Tagged: Trains
You Can Die If You Eat Them
The room shrinks and the drain widens. There is only one body and it happens to be yours. I will give you my lead effigy. You will bring me your field of grain. The rye is rusted and there are fleas among the rabbits. That hard breaking-off inside of you. Like the snapping of wood. We hear it approach like a train out on the prairie. But we don’t call it a prairie. That’s too quaint. Hackneyed maybe. Where the grasses overtook the runway after the planes stopped landing. Where the purple Camas Flower peppers the grasses in late spring. Their bulbs. You can roast them and eat them. The Camas Flower looks just like another flower. I can’t recall its name. Their bulbs. You can die if you eat them. You talk about the Cardboard People. I refer to us as Titans.
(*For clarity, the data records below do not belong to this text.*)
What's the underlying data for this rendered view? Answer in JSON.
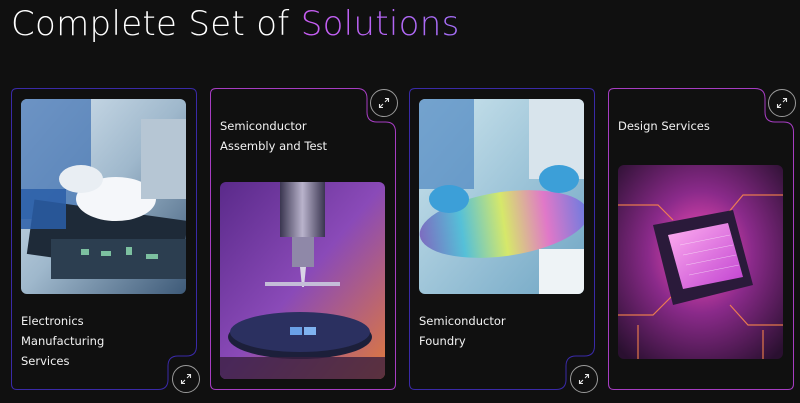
{
  "heading": {
    "prefix": "Complete Set of",
    "accent": "Solutions"
  },
  "colors": {
    "accent": "#b866f0",
    "border": "#3a2aa8",
    "border_pink": "#a63dc2",
    "background": "#101010"
  },
  "cards": [
    {
      "label_lines": [
        "Electronics",
        "Manufacturing",
        "Services"
      ],
      "image_icon": "circuit-board-assembly-image",
      "button_icon": "expand-arrows-icon"
    },
    {
      "label_lines": [
        "Semiconductor",
        "Assembly and Test"
      ],
      "image_icon": "wafer-probe-image",
      "button_icon": "expand-arrows-icon"
    },
    {
      "label_lines": [
        "Semiconductor",
        "Foundry"
      ],
      "image_icon": "silicon-wafer-image",
      "button_icon": "expand-arrows-icon"
    },
    {
      "label_lines": [
        "Design Services"
      ],
      "image_icon": "chip-render-image",
      "button_icon": "expand-arrows-icon"
    }
  ]
}
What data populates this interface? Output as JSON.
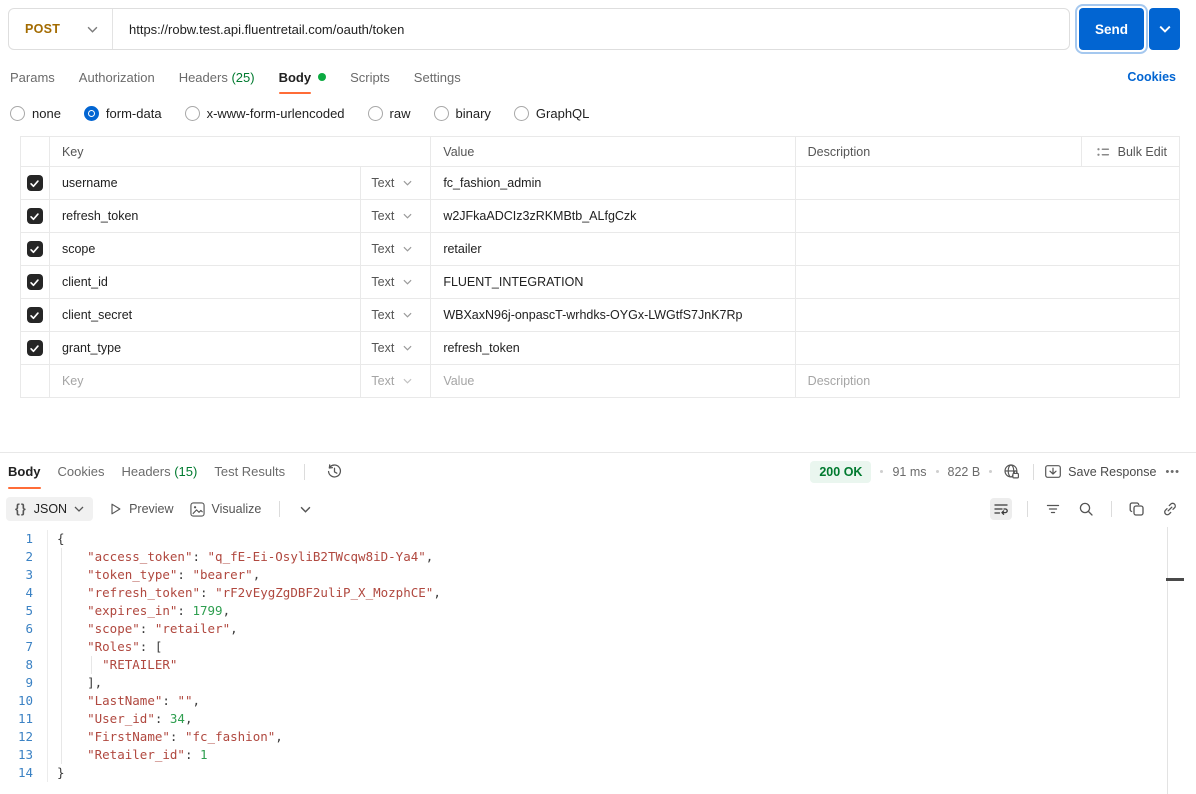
{
  "colors": {
    "accent_blue": "#0265d2",
    "postman_orange": "#ff6c37",
    "method_post": "#a36b00",
    "success_green": "#007a2f",
    "body_dot_green": "#0caa41",
    "status_badge_bg": "#eaf6ef",
    "json_key": "#b0483f",
    "json_string": "#b0483f",
    "json_number": "#2e9e4f",
    "line_number": "#3b82c4"
  },
  "icons": {
    "chevron_down": "v-shaped chevron",
    "history": "clock with counterclockwise arrow",
    "globe_lock": "globe with lock",
    "save_response": "card with down arrow",
    "more": "three dots",
    "bulk_edit": "list with dots",
    "preview": "play outline triangle",
    "visualize": "image frame",
    "wrap_text": "lines with return arrow",
    "filter": "descending lines",
    "search": "magnifier",
    "copy": "two overlapping squares",
    "link": "chain link",
    "check": "checkmark"
  },
  "request": {
    "method": "POST",
    "url": "https://robw.test.api.fluentretail.com/oauth/token",
    "send_label": "Send",
    "cookies_label": "Cookies",
    "tabs": [
      {
        "label": "Params"
      },
      {
        "label": "Authorization"
      },
      {
        "label": "Headers",
        "count": " (25)"
      },
      {
        "label": "Body",
        "active": true,
        "dot": true
      },
      {
        "label": "Scripts"
      },
      {
        "label": "Settings"
      }
    ],
    "body_modes": [
      {
        "label": "none"
      },
      {
        "label": "form-data",
        "selected": true
      },
      {
        "label": "x-www-form-urlencoded"
      },
      {
        "label": "raw"
      },
      {
        "label": "binary"
      },
      {
        "label": "GraphQL"
      }
    ]
  },
  "form_table": {
    "headers": {
      "key": "Key",
      "value": "Value",
      "description": "Description",
      "bulk_edit": "Bulk Edit"
    },
    "rows": [
      {
        "checked": true,
        "key": "username",
        "type": "Text",
        "value": "fc_fashion_admin",
        "description": ""
      },
      {
        "checked": true,
        "key": "refresh_token",
        "type": "Text",
        "value": "w2JFkaADCIz3zRKMBtb_ALfgCzk",
        "description": ""
      },
      {
        "checked": true,
        "key": "scope",
        "type": "Text",
        "value": "retailer",
        "description": ""
      },
      {
        "checked": true,
        "key": "client_id",
        "type": "Text",
        "value": "FLUENT_INTEGRATION",
        "description": ""
      },
      {
        "checked": true,
        "key": "client_secret",
        "type": "Text",
        "value": "WBXaxN96j-onpascT-wrhdks-OYGx-LWGtfS7JnK7Rp",
        "description": ""
      },
      {
        "checked": true,
        "key": "grant_type",
        "type": "Text",
        "value": "refresh_token",
        "description": ""
      }
    ],
    "empty_row": {
      "key": "Key",
      "type": "Text",
      "value": "Value",
      "description": "Description"
    }
  },
  "response": {
    "tabs": [
      {
        "label": "Body",
        "active": true
      },
      {
        "label": "Cookies"
      },
      {
        "label": "Headers",
        "count": " (15)"
      },
      {
        "label": "Test Results"
      }
    ],
    "status": "200 OK",
    "time": "91 ms",
    "size": "822 B",
    "save_label": "Save Response",
    "more_label": "•••",
    "format_braces": "{}",
    "format": "JSON",
    "preview_label": "Preview",
    "visualize_label": "Visualize",
    "code_lines": [
      [
        [
          "p",
          "{"
        ]
      ],
      [
        [
          "p",
          "    "
        ],
        [
          "k",
          "\"access_token\""
        ],
        [
          "p",
          ": "
        ],
        [
          "s",
          "\"q_fE-Ei-OsyliB2TWcqw8iD-Ya4\""
        ],
        [
          "p",
          ","
        ]
      ],
      [
        [
          "p",
          "    "
        ],
        [
          "k",
          "\"token_type\""
        ],
        [
          "p",
          ": "
        ],
        [
          "s",
          "\"bearer\""
        ],
        [
          "p",
          ","
        ]
      ],
      [
        [
          "p",
          "    "
        ],
        [
          "k",
          "\"refresh_token\""
        ],
        [
          "p",
          ": "
        ],
        [
          "s",
          "\"rF2vEygZgDBF2uliP_X_MozphCE\""
        ],
        [
          "p",
          ","
        ]
      ],
      [
        [
          "p",
          "    "
        ],
        [
          "k",
          "\"expires_in\""
        ],
        [
          "p",
          ": "
        ],
        [
          "n",
          "1799"
        ],
        [
          "p",
          ","
        ]
      ],
      [
        [
          "p",
          "    "
        ],
        [
          "k",
          "\"scope\""
        ],
        [
          "p",
          ": "
        ],
        [
          "s",
          "\"retailer\""
        ],
        [
          "p",
          ","
        ]
      ],
      [
        [
          "p",
          "    "
        ],
        [
          "k",
          "\"Roles\""
        ],
        [
          "p",
          ": ["
        ]
      ],
      [
        [
          "p",
          "      "
        ],
        [
          "s",
          "\"RETAILER\""
        ]
      ],
      [
        [
          "p",
          "    ],"
        ]
      ],
      [
        [
          "p",
          "    "
        ],
        [
          "k",
          "\"LastName\""
        ],
        [
          "p",
          ": "
        ],
        [
          "s",
          "\"\""
        ],
        [
          "p",
          ","
        ]
      ],
      [
        [
          "p",
          "    "
        ],
        [
          "k",
          "\"User_id\""
        ],
        [
          "p",
          ": "
        ],
        [
          "n",
          "34"
        ],
        [
          "p",
          ","
        ]
      ],
      [
        [
          "p",
          "    "
        ],
        [
          "k",
          "\"FirstName\""
        ],
        [
          "p",
          ": "
        ],
        [
          "s",
          "\"fc_fashion\""
        ],
        [
          "p",
          ","
        ]
      ],
      [
        [
          "p",
          "    "
        ],
        [
          "k",
          "\"Retailer_id\""
        ],
        [
          "p",
          ": "
        ],
        [
          "n",
          "1"
        ]
      ],
      [
        [
          "p",
          "}"
        ]
      ]
    ]
  }
}
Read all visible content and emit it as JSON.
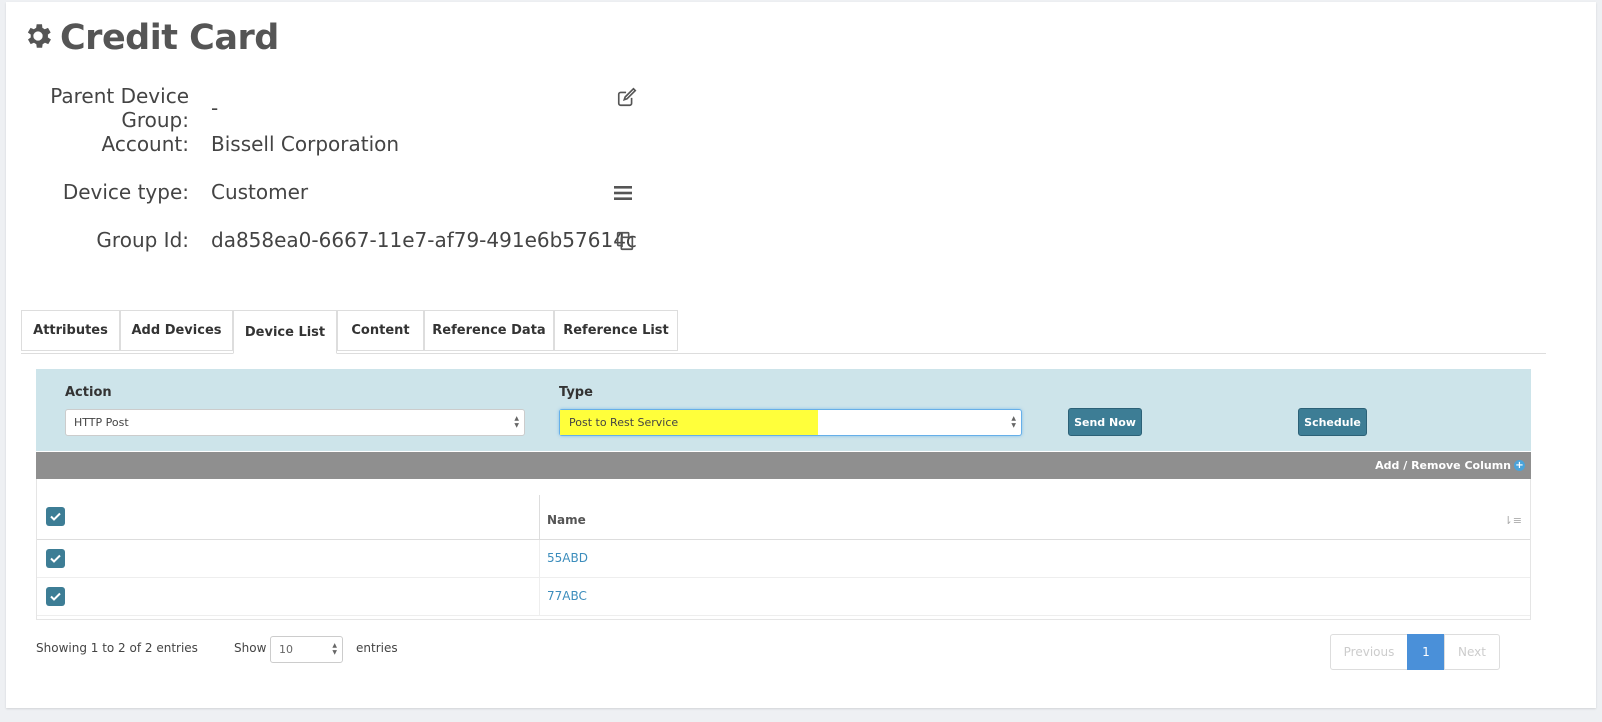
{
  "header": {
    "title": "Credit Card",
    "icon": "gear-icon"
  },
  "info": {
    "parent_device_group": {
      "label": "Parent Device Group:",
      "value": "-"
    },
    "account": {
      "label": "Account:",
      "value": "Bissell Corporation"
    },
    "device_type": {
      "label": "Device type:",
      "value": "Customer"
    },
    "group_id": {
      "label": "Group Id:",
      "value": "da858ea0-6667-11e7-af79-491e6b57614c"
    }
  },
  "tabs": [
    {
      "label": "Attributes",
      "active": false
    },
    {
      "label": "Add Devices",
      "active": false
    },
    {
      "label": "Device List",
      "active": true
    },
    {
      "label": "Content",
      "active": false
    },
    {
      "label": "Reference Data",
      "active": false
    },
    {
      "label": "Reference List",
      "active": false
    }
  ],
  "action_panel": {
    "action_label": "Action",
    "action_value": "HTTP Post",
    "type_label": "Type",
    "type_value": "Post to Rest Service",
    "send_now_label": "Send Now",
    "schedule_label": "Schedule"
  },
  "toolbar": {
    "add_remove_column": "Add / Remove Column"
  },
  "table": {
    "columns": [
      "",
      "Name"
    ],
    "rows": [
      {
        "checked": true,
        "name": "55ABD"
      },
      {
        "checked": true,
        "name": "77ABC"
      }
    ]
  },
  "footer": {
    "info": "Showing 1 to 2 of 2 entries",
    "show_label": "Show",
    "page_size": "10",
    "entries_label": "entries",
    "previous_label": "Previous",
    "current_page": "1",
    "next_label": "Next"
  },
  "colors": {
    "accent": "#3d7d95",
    "panel": "#cde4ea",
    "highlight": "#ffff3b",
    "link": "#3c8dbc",
    "pager_active": "#4a90d9"
  }
}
These are the sorts of conversations people have while waiting for trains. The songbird in these parts is black with a red diamond on each wing. Its trill like a reed instrument. Like the sound your eyes make while you’re avoiding your dreams. My hand firm enough on your neck to feel your pulse. The hair on my belly pulled slightly by the curve of your bottom. That’s how it is with Titans. I call you my Sister. I call you my Uncle. The meadowlark torn open to see which heaven its entrails steam up towards. The drain narrows and out on the prairie the power lines snap in the wind and dance among the grasses. The train, no longer able to go forward, rises upward a few fathoms and then stops. Floats there a thousand years. Then crumbles and drifts back down into the grasses.